O mandamento original “Sede fecundos, multiplicai-vos, enchei a terra e submetei-a” (1, 28) é repetido outras duas vezes: “sejam fecundos e multipliquem-se sobre a terra” (8, 17) e “Sede fecundos, multiplicai-vos, enchei a terra” (9, 1-3). No dilúvio, salvam-se um casal de cada espécie especificamente para repovoar o mundo. Quando Deus dispersa os homens, depois do episódio da Torre de Babel, isso é uma punição, mas também é parte do cumprimento do mandamento de se “espalhar pela terra”. Até mesmo a chatice das listas genealógicas é uma reafirmação dessa importância.

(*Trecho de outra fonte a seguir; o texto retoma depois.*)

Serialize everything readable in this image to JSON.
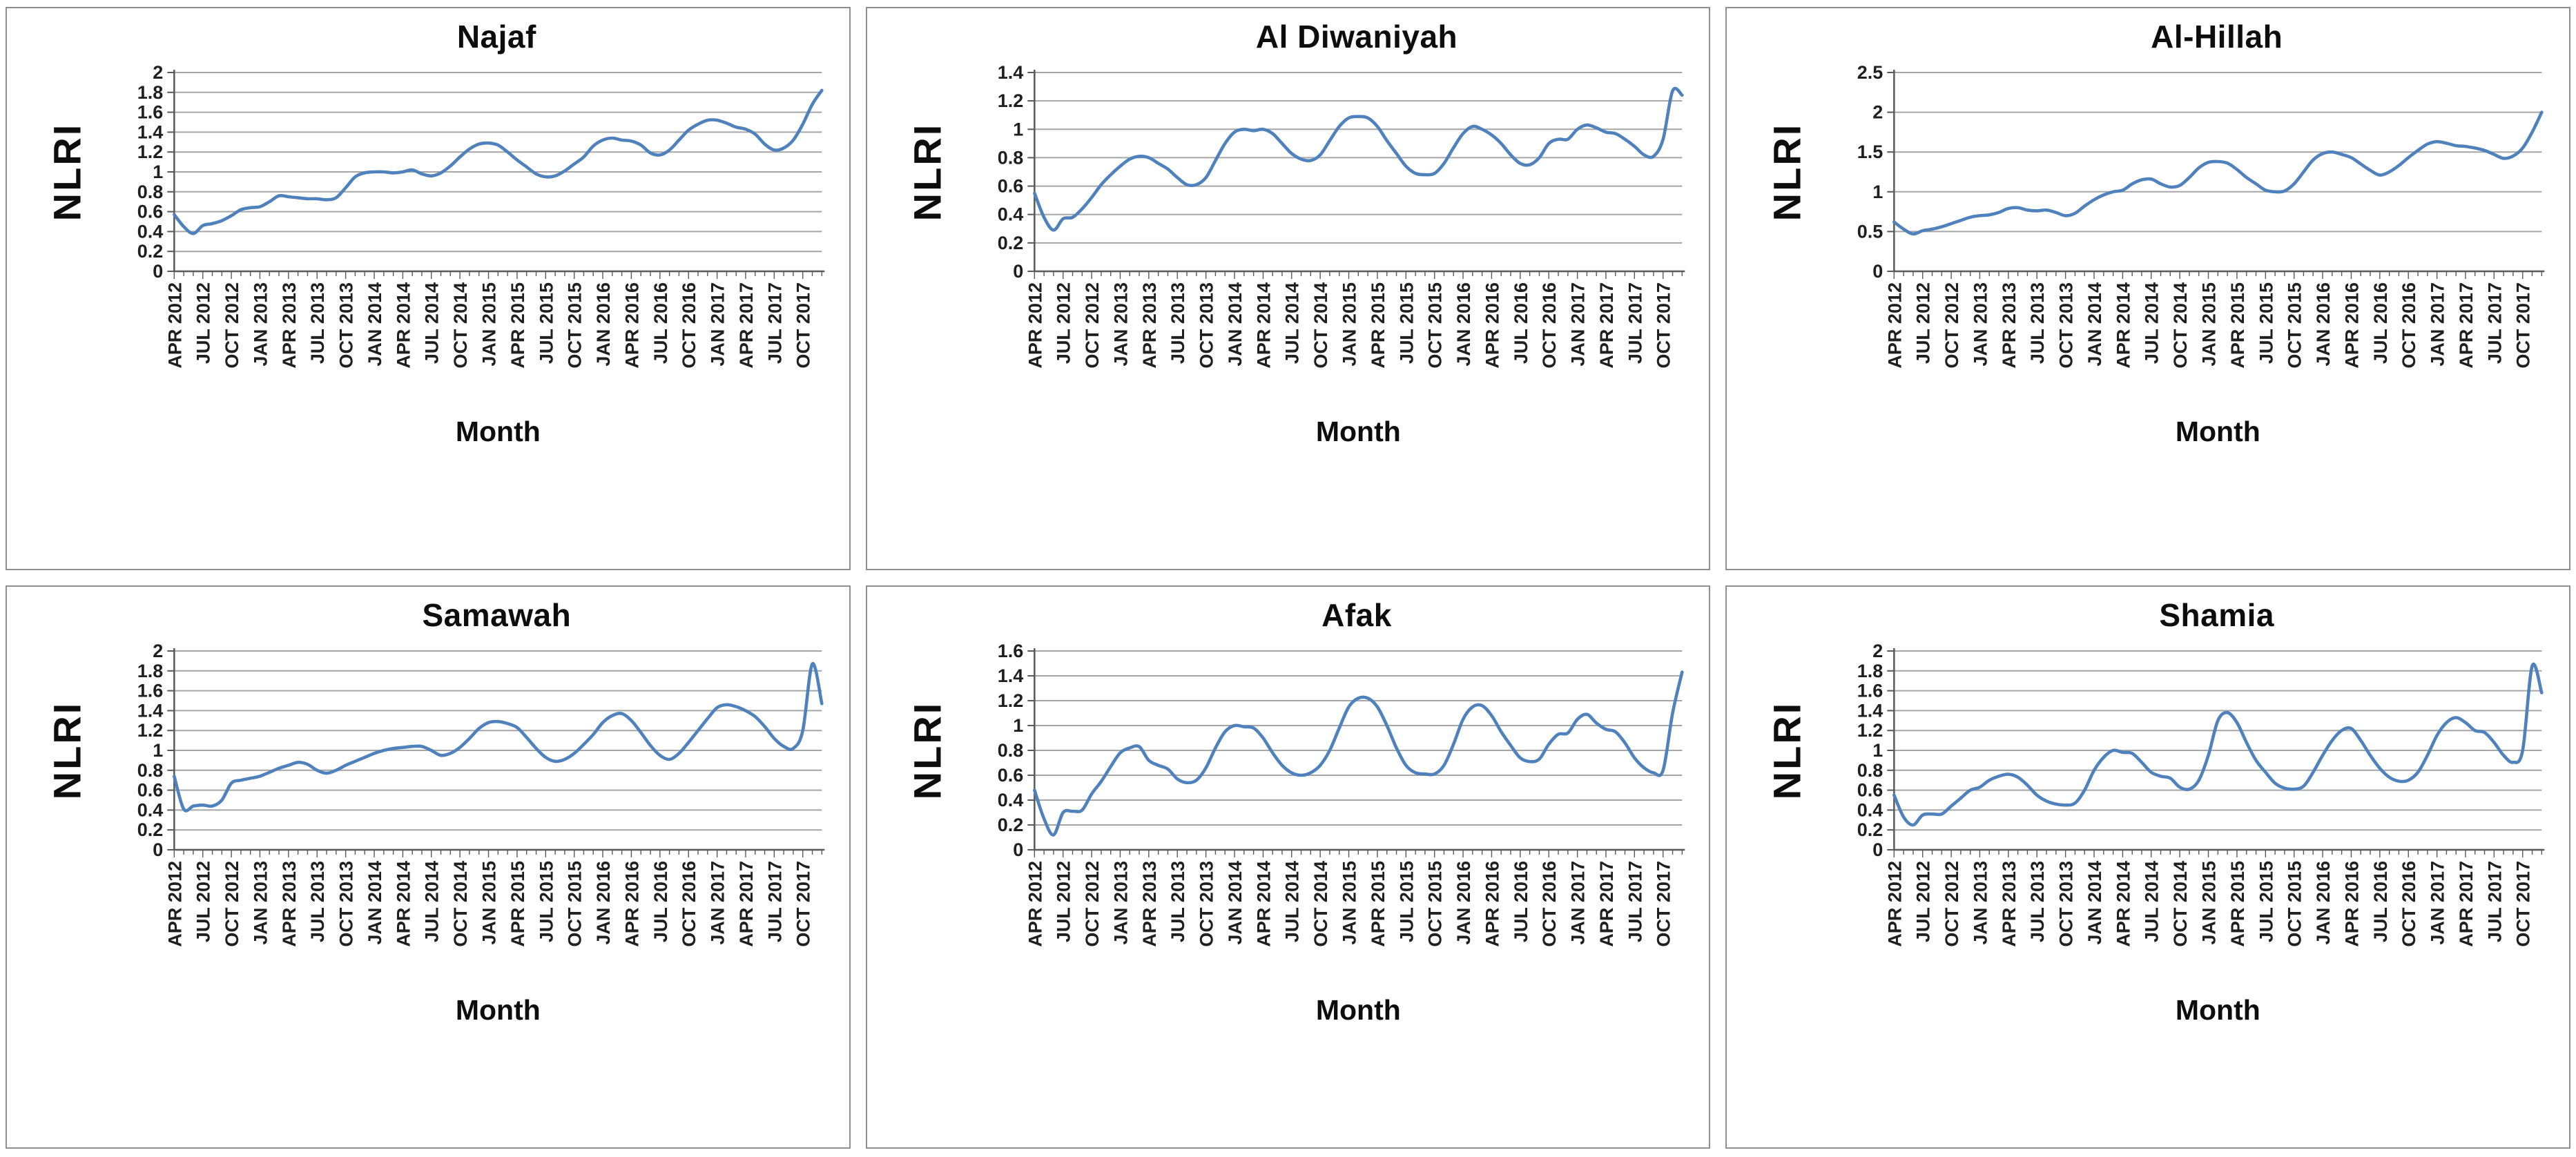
{
  "style": {
    "line_color": "#4f81bd",
    "gridline_color": "#a6a6a6",
    "axis_color": "#595959",
    "tick_text_color": "#1f1f1f",
    "title_text_color": "#0d0d0d",
    "panel_border_color": "#8f8f8f",
    "background": "#ffffff"
  },
  "chart_data": [
    {
      "id": "najaf",
      "type": "line",
      "title": "Najaf",
      "xlabel": "Month",
      "ylabel": "NLRI",
      "x_start": "APR 2012",
      "x_end": "DEC 2017",
      "x_interval": "monthly",
      "ylim": [
        0,
        2
      ],
      "ytick_step": 0.2,
      "grid": true,
      "legend": "none",
      "ytick_labels": [
        "2",
        "1.8",
        "1.6",
        "1.4",
        "1.2",
        "1",
        "0.8",
        "0.6",
        "0.4",
        "0.2",
        "0"
      ],
      "x_tick_labels": [
        "APR 2012",
        "JUL 2012",
        "OCT 2012",
        "JAN 2013",
        "APR 2013",
        "JUL 2013",
        "OCT 2013",
        "JAN 2014",
        "APR 2014",
        "JUL 2014",
        "OCT 2014",
        "JAN 2015",
        "APR 2015",
        "JUL 2015",
        "OCT 2015",
        "JAN 2016",
        "APR 2016",
        "JUL 2016",
        "OCT 2016",
        "JAN 2017",
        "APR 2017",
        "JUL 2017",
        "OCT 2017"
      ],
      "values": [
        0.57,
        0.45,
        0.38,
        0.46,
        0.48,
        0.51,
        0.56,
        0.62,
        0.64,
        0.65,
        0.7,
        0.76,
        0.75,
        0.74,
        0.73,
        0.73,
        0.72,
        0.74,
        0.84,
        0.95,
        0.99,
        1.0,
        1.0,
        0.99,
        1.0,
        1.02,
        0.98,
        0.96,
        0.99,
        1.06,
        1.15,
        1.23,
        1.28,
        1.29,
        1.27,
        1.2,
        1.12,
        1.05,
        0.98,
        0.95,
        0.96,
        1.01,
        1.08,
        1.15,
        1.26,
        1.32,
        1.34,
        1.32,
        1.31,
        1.27,
        1.19,
        1.17,
        1.22,
        1.32,
        1.42,
        1.48,
        1.52,
        1.52,
        1.49,
        1.45,
        1.43,
        1.38,
        1.28,
        1.22,
        1.24,
        1.32,
        1.48,
        1.68,
        1.82
      ]
    },
    {
      "id": "al-diwaniyah",
      "type": "line",
      "title": "Al Diwaniyah",
      "xlabel": "Month",
      "ylabel": "NLRI",
      "x_start": "APR 2012",
      "x_end": "DEC 2017",
      "x_interval": "monthly",
      "ylim": [
        0,
        1.4
      ],
      "ytick_step": 0.2,
      "grid": true,
      "legend": "none",
      "ytick_labels": [
        "1.4",
        "1.2",
        "1",
        "0.8",
        "0.6",
        "0.4",
        "0.2",
        "0"
      ],
      "x_tick_labels": [
        "APR 2012",
        "JUL 2012",
        "OCT 2012",
        "JAN 2013",
        "APR 2013",
        "JUL 2013",
        "OCT 2013",
        "JAN 2014",
        "APR 2014",
        "JUL 2014",
        "OCT 2014",
        "JAN 2015",
        "APR 2015",
        "JUL 2015",
        "OCT 2015",
        "JAN 2016",
        "APR 2016",
        "JUL 2016",
        "OCT 2016",
        "JAN 2017",
        "APR 2017",
        "JUL 2017",
        "OCT 2017"
      ],
      "values": [
        0.55,
        0.38,
        0.29,
        0.37,
        0.38,
        0.44,
        0.52,
        0.61,
        0.68,
        0.74,
        0.79,
        0.81,
        0.8,
        0.76,
        0.72,
        0.66,
        0.61,
        0.61,
        0.66,
        0.78,
        0.9,
        0.98,
        1.0,
        0.99,
        1.0,
        0.97,
        0.9,
        0.83,
        0.79,
        0.78,
        0.82,
        0.92,
        1.02,
        1.08,
        1.09,
        1.08,
        1.02,
        0.92,
        0.83,
        0.74,
        0.69,
        0.68,
        0.69,
        0.76,
        0.87,
        0.97,
        1.02,
        1.0,
        0.96,
        0.9,
        0.82,
        0.76,
        0.75,
        0.8,
        0.9,
        0.93,
        0.93,
        1.0,
        1.03,
        1.01,
        0.98,
        0.97,
        0.93,
        0.88,
        0.82,
        0.81,
        0.93,
        1.27,
        1.24
      ]
    },
    {
      "id": "al-hillah",
      "type": "line",
      "title": "Al-Hillah",
      "xlabel": "Month",
      "ylabel": "NLRI",
      "x_start": "APR 2012",
      "x_end": "DEC 2017",
      "x_interval": "monthly",
      "ylim": [
        0,
        2.5
      ],
      "ytick_step": 0.5,
      "grid": true,
      "legend": "none",
      "ytick_labels": [
        "2.5",
        "2",
        "1.5",
        "1",
        "0.5",
        "0"
      ],
      "x_tick_labels": [
        "APR 2012",
        "JUL 2012",
        "OCT 2012",
        "JAN 2013",
        "APR 2013",
        "JUL 2013",
        "OCT 2013",
        "JAN 2014",
        "APR 2014",
        "JUL 2014",
        "OCT 2014",
        "JAN 2015",
        "APR 2015",
        "JUL 2015",
        "OCT 2015",
        "JAN 2016",
        "APR 2016",
        "JUL 2016",
        "OCT 2016",
        "JAN 2017",
        "APR 2017",
        "JUL 2017",
        "OCT 2017"
      ],
      "values": [
        0.62,
        0.53,
        0.47,
        0.51,
        0.53,
        0.56,
        0.6,
        0.64,
        0.68,
        0.7,
        0.71,
        0.74,
        0.79,
        0.8,
        0.77,
        0.76,
        0.77,
        0.74,
        0.7,
        0.73,
        0.82,
        0.9,
        0.96,
        1.0,
        1.02,
        1.1,
        1.15,
        1.16,
        1.1,
        1.06,
        1.08,
        1.18,
        1.3,
        1.37,
        1.38,
        1.36,
        1.28,
        1.18,
        1.1,
        1.02,
        1.0,
        1.01,
        1.1,
        1.25,
        1.4,
        1.48,
        1.5,
        1.47,
        1.43,
        1.35,
        1.27,
        1.21,
        1.25,
        1.33,
        1.43,
        1.52,
        1.6,
        1.63,
        1.61,
        1.58,
        1.57,
        1.55,
        1.52,
        1.47,
        1.42,
        1.45,
        1.55,
        1.75,
        2.0
      ]
    },
    {
      "id": "samawah",
      "type": "line",
      "title": "Samawah",
      "xlabel": "Month",
      "ylabel": "NLRI",
      "x_start": "APR 2012",
      "x_end": "DEC 2017",
      "x_interval": "monthly",
      "ylim": [
        0,
        2
      ],
      "ytick_step": 0.2,
      "grid": true,
      "legend": "none",
      "ytick_labels": [
        "2",
        "1.8",
        "1.6",
        "1.4",
        "1.2",
        "1",
        "0.8",
        "0.6",
        "0.4",
        "0.2",
        "0"
      ],
      "x_tick_labels": [
        "APR 2012",
        "JUL 2012",
        "OCT 2012",
        "JAN 2013",
        "APR 2013",
        "JUL 2013",
        "OCT 2013",
        "JAN 2014",
        "APR 2014",
        "JUL 2014",
        "OCT 2014",
        "JAN 2015",
        "APR 2015",
        "JUL 2015",
        "OCT 2015",
        "JAN 2016",
        "APR 2016",
        "JUL 2016",
        "OCT 2016",
        "JAN 2017",
        "APR 2017",
        "JUL 2017",
        "OCT 2017"
      ],
      "values": [
        0.74,
        0.41,
        0.44,
        0.45,
        0.44,
        0.5,
        0.67,
        0.7,
        0.72,
        0.74,
        0.78,
        0.82,
        0.85,
        0.88,
        0.86,
        0.8,
        0.77,
        0.8,
        0.85,
        0.89,
        0.93,
        0.97,
        1.0,
        1.02,
        1.03,
        1.04,
        1.04,
        1.0,
        0.95,
        0.97,
        1.03,
        1.12,
        1.22,
        1.28,
        1.29,
        1.27,
        1.23,
        1.13,
        1.02,
        0.93,
        0.89,
        0.91,
        0.97,
        1.06,
        1.16,
        1.28,
        1.35,
        1.37,
        1.3,
        1.18,
        1.05,
        0.95,
        0.91,
        0.97,
        1.08,
        1.2,
        1.32,
        1.43,
        1.46,
        1.44,
        1.4,
        1.34,
        1.24,
        1.12,
        1.04,
        1.02,
        1.2,
        1.87,
        1.47
      ]
    },
    {
      "id": "afak",
      "type": "line",
      "title": "Afak",
      "xlabel": "Month",
      "ylabel": "NLRI",
      "x_start": "APR 2012",
      "x_end": "DEC 2017",
      "x_interval": "monthly",
      "ylim": [
        0,
        1.6
      ],
      "ytick_step": 0.2,
      "grid": true,
      "legend": "none",
      "ytick_labels": [
        "1.6",
        "1.4",
        "1.2",
        "1",
        "0.8",
        "0.6",
        "0.4",
        "0.2",
        "0"
      ],
      "x_tick_labels": [
        "APR 2012",
        "JUL 2012",
        "OCT 2012",
        "JAN 2013",
        "APR 2013",
        "JUL 2013",
        "OCT 2013",
        "JAN 2014",
        "APR 2014",
        "JUL 2014",
        "OCT 2014",
        "JAN 2015",
        "APR 2015",
        "JUL 2015",
        "OCT 2015",
        "JAN 2016",
        "APR 2016",
        "JUL 2016",
        "OCT 2016",
        "JAN 2017",
        "APR 2017",
        "JUL 2017",
        "OCT 2017"
      ],
      "values": [
        0.48,
        0.25,
        0.12,
        0.3,
        0.31,
        0.32,
        0.45,
        0.55,
        0.67,
        0.78,
        0.82,
        0.83,
        0.72,
        0.68,
        0.65,
        0.57,
        0.54,
        0.56,
        0.66,
        0.82,
        0.95,
        1.0,
        0.99,
        0.98,
        0.9,
        0.78,
        0.68,
        0.62,
        0.6,
        0.62,
        0.68,
        0.8,
        0.98,
        1.15,
        1.22,
        1.22,
        1.15,
        1.0,
        0.82,
        0.68,
        0.62,
        0.61,
        0.61,
        0.68,
        0.85,
        1.05,
        1.15,
        1.16,
        1.08,
        0.95,
        0.84,
        0.74,
        0.71,
        0.73,
        0.85,
        0.93,
        0.94,
        1.05,
        1.09,
        1.02,
        0.97,
        0.95,
        0.86,
        0.74,
        0.66,
        0.62,
        0.64,
        1.1,
        1.43
      ]
    },
    {
      "id": "shamia",
      "type": "line",
      "title": "Shamia",
      "xlabel": "Month",
      "ylabel": "NLRI",
      "x_start": "APR 2012",
      "x_end": "DEC 2017",
      "x_interval": "monthly",
      "ylim": [
        0,
        2
      ],
      "ytick_step": 0.2,
      "grid": true,
      "legend": "none",
      "ytick_labels": [
        "2",
        "1.8",
        "1.6",
        "1.4",
        "1.2",
        "1",
        "0.8",
        "0.6",
        "0.4",
        "0.2",
        "0"
      ],
      "x_tick_labels": [
        "APR 2012",
        "JUL 2012",
        "OCT 2012",
        "JAN 2013",
        "APR 2013",
        "JUL 2013",
        "OCT 2013",
        "JAN 2014",
        "APR 2014",
        "JUL 2014",
        "OCT 2014",
        "JAN 2015",
        "APR 2015",
        "JUL 2015",
        "OCT 2015",
        "JAN 2016",
        "APR 2016",
        "JUL 2016",
        "OCT 2016",
        "JAN 2017",
        "APR 2017",
        "JUL 2017",
        "OCT 2017"
      ],
      "values": [
        0.55,
        0.33,
        0.25,
        0.35,
        0.36,
        0.36,
        0.44,
        0.52,
        0.6,
        0.63,
        0.7,
        0.74,
        0.76,
        0.73,
        0.65,
        0.55,
        0.49,
        0.46,
        0.45,
        0.47,
        0.6,
        0.8,
        0.93,
        1.0,
        0.98,
        0.97,
        0.88,
        0.78,
        0.74,
        0.72,
        0.63,
        0.61,
        0.7,
        0.95,
        1.3,
        1.38,
        1.28,
        1.08,
        0.9,
        0.78,
        0.67,
        0.62,
        0.61,
        0.64,
        0.78,
        0.95,
        1.1,
        1.2,
        1.22,
        1.1,
        0.95,
        0.82,
        0.73,
        0.69,
        0.7,
        0.78,
        0.95,
        1.15,
        1.28,
        1.33,
        1.28,
        1.2,
        1.18,
        1.08,
        0.95,
        0.88,
        1.0,
        1.85,
        1.58
      ]
    }
  ]
}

Em Gen 15, 5, em mais um momento deliciosamente antropomórfico, o próprio Deus “conduz” Abraão para fora (de onde? de sua tenda?) para lhe mostrar as estrelas: “Ele o conduziu para fora e disse: “Ergue os olhos para o céu e conta as estrelas, se as podes contar”, e acrescentou: “Assim será a tua posteridade.”” (Alter, 56-7)
As três grandes matriarcas, Sara, Rebeca, Raquel, são estéreis e a superação dessa esterilidade é vista como a grande vitória de suas vidas. Existe uma ironia no fato de que Deus dá sua benção à Abraão e seu povo, mas que essa benção não faz sentido algum sem a fecundidade das mulheres desse povo. As personagens mais fortes, mais positivas, mais adultas, são sempre as mulheres. Os homens ou são infantis ou infantilizados em algum grau. (Bloom 232)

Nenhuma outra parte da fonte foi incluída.